Even when they know where the lions are, getting to them can be tricky. Gorongosa National Park is for the most part roadless. “Ninety percent of the time we are off-road. If we paved a highway through this park you could get across pretty fast, but there are no roads. What can take two hours in the United States to drive across is going to take something more like a day here in the park.” The wilderness includes harsh terrain and vast grasslands with big holes that people can fall into.

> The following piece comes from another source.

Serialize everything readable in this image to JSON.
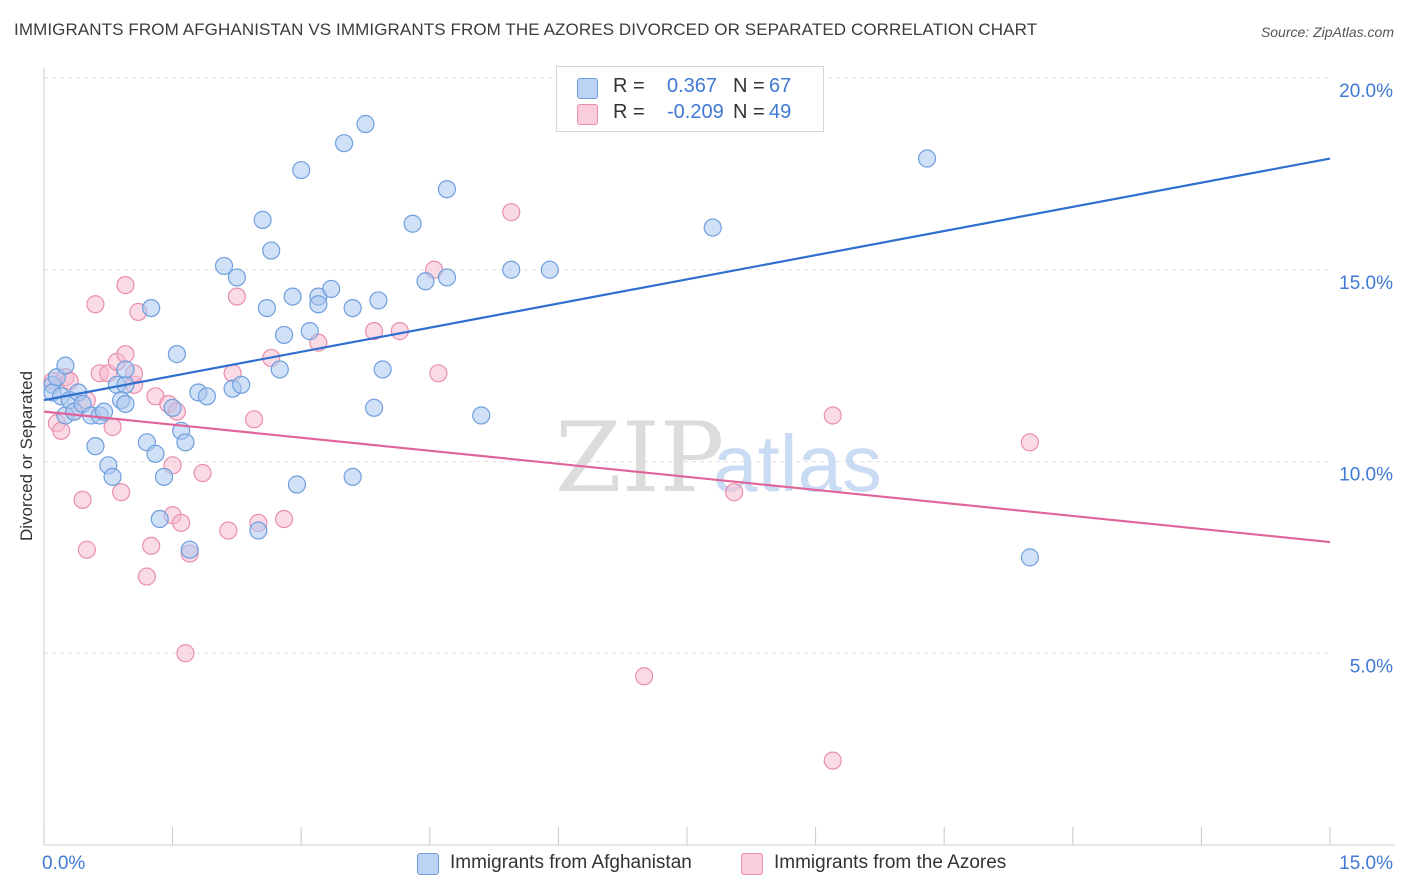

The coming year will not be easy for Bouley and the team. There are a lot of stresses on the ecosystem, including drought and civil conflicts. “We are in the middle of a very severe drought. It’s probably the most extreme drought that we’ve had here in about 40 years. People living around the park are running out of water, and crops are failing. It’s a very intense year from a human point of view. The other is that we are actually in the middle of a civil conflict. That complicates issues for us. We are really on guard. We know we are not expecting a good year, but we are ready,” Bouley explains.
The effort is paying off. When Bouley started in 2012, it was estimated that there were 30 to 50 lions in the entire park. Three years into their research there are 76 lions in just one-third of the park. Bouley says, “We know that there are more lions than were formerly estimated. We do sense that there is a recovery taking place. Things are heading in the right direction.”
Hanging out with lions and seeing the recovery are what keep Bouley motivated. “Honestly, they are magnificent. It’s a privilege to be able to work with these animals and to help save their lives,” Bouley says. “Gorongosa National Park is a place where we really believe we can make a difference for lions.”